Jesteśmy takimi społecznikami, którzy wykonują pracę u podstaw. Gdy będą wybory, może utworzymy partię, pewnie o profilu konserwatywno-liberalnej – bo takie są poglądy większości ludzi na Białorusi – ale na razie nie ma takiej potrzeby, bo nie moglibyśmy mieć swoich przedstawicieli ani w parlamencie, ani w miejscowych władzach. Dlatego nie spieszymy się. Może uda się zjednoczyć kilka partii o zbliżonych poglądach i wystartujemy w bloku probiałoruskim i proeuropejskim. A dzisiaj musimy zrobić wszystko, żeby mniej było Łukaszenki, a więcej Europy w naszych głowach.
Siedzimy właśnie w pięknym parku natolińskim, gdzie się odbywa konferencja europejska organizowana przez ruch „O wolność”.
Tak. To jest taka szkoła letnia, do uczestnictwa w której zachęcaliśmy poprzez Internet. Chcemy młodym ludziom pokazać trochę Europy. Zorganizowaliśmy konkurs referatów pt. „Dlaczego Białoruś powinna wybrać drogę europejską”. I dostaliśmy kilka wspaniałych prac, które też publikujemy w Internecie, żeby ludzie mogli się zapoznać z tym, co myśli naród, a nie politycy. Następnie przyjechaliśmy z nimi tutaj i skupiamy się na pytaniu, jakie są białoruskie problemy w drodze do Europy.

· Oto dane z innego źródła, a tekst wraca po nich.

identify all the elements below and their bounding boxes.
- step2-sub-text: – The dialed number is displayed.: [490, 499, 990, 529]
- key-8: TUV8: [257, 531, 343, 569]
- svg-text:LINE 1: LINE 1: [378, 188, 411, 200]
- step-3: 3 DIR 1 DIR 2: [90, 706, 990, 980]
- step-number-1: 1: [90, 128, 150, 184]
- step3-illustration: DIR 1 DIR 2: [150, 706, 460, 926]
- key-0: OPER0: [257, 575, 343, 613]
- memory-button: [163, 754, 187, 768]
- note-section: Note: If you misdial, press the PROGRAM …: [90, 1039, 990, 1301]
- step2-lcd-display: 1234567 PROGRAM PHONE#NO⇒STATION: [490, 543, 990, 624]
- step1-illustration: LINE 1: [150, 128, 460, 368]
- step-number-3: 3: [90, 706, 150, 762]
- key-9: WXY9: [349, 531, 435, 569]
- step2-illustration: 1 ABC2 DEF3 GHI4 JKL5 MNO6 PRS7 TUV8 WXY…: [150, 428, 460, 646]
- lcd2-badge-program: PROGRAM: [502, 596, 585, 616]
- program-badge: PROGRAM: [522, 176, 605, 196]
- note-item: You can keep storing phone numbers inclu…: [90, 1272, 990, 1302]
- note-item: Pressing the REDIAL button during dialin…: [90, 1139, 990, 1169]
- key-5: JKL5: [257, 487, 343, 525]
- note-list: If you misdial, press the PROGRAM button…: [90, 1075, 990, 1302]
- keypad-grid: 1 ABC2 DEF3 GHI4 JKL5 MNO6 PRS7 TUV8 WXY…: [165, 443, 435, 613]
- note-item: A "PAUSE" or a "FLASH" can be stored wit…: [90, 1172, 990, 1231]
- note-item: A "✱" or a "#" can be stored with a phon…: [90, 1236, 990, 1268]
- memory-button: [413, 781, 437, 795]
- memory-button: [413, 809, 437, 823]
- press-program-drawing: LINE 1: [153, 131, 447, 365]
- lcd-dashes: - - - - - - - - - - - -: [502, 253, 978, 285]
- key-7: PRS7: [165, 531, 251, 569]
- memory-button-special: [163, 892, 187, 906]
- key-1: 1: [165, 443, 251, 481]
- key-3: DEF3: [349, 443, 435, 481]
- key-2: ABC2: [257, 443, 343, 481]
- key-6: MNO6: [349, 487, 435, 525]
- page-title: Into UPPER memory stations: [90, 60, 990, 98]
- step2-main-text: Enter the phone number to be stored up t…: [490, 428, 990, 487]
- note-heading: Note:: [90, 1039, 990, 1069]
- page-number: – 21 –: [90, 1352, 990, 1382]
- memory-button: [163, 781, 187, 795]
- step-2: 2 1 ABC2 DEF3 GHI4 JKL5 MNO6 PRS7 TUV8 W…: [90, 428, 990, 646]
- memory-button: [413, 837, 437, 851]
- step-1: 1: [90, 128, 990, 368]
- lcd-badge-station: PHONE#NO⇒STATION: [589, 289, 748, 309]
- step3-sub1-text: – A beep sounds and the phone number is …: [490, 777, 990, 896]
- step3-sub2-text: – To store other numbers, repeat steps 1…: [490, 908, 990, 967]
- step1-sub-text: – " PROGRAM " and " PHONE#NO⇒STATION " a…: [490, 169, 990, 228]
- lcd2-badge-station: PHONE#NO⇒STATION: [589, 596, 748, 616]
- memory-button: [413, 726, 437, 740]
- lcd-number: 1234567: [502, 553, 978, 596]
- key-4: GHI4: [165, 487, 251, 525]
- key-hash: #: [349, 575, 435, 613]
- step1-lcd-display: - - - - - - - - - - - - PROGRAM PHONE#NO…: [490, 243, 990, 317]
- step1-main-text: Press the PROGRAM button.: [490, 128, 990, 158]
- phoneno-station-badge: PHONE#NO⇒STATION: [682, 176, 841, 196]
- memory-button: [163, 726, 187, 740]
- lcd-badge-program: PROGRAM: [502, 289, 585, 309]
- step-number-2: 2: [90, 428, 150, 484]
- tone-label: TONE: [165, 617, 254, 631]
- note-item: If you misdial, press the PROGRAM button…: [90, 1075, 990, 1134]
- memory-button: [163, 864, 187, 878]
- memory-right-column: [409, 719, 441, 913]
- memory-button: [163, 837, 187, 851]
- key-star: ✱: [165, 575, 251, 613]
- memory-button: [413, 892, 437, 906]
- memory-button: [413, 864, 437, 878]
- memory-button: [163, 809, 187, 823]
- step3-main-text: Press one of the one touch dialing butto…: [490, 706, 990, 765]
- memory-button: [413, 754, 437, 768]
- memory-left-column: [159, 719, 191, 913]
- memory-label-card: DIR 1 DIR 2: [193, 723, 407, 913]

Mówi Pan dużo o konieczności powrotu Białorusi do Europy. Tymczasem Europa to projekt postnarodowy, byt w dużej mierze oparty na instytucjach ponadnarodowych. Nawet jeśli obecnie przeżywa kryzys i coraz częściej mówi się o powrocie egoizmów narodowych, to długofalowy trend ku przezwyciężeniu nacjonalizmów raczej się nie urwie. Czy wobec tego Europa nie stanowi w pewnym sensie zagrożenie dla tak wątłej tożsamości narodowej Białorusinów?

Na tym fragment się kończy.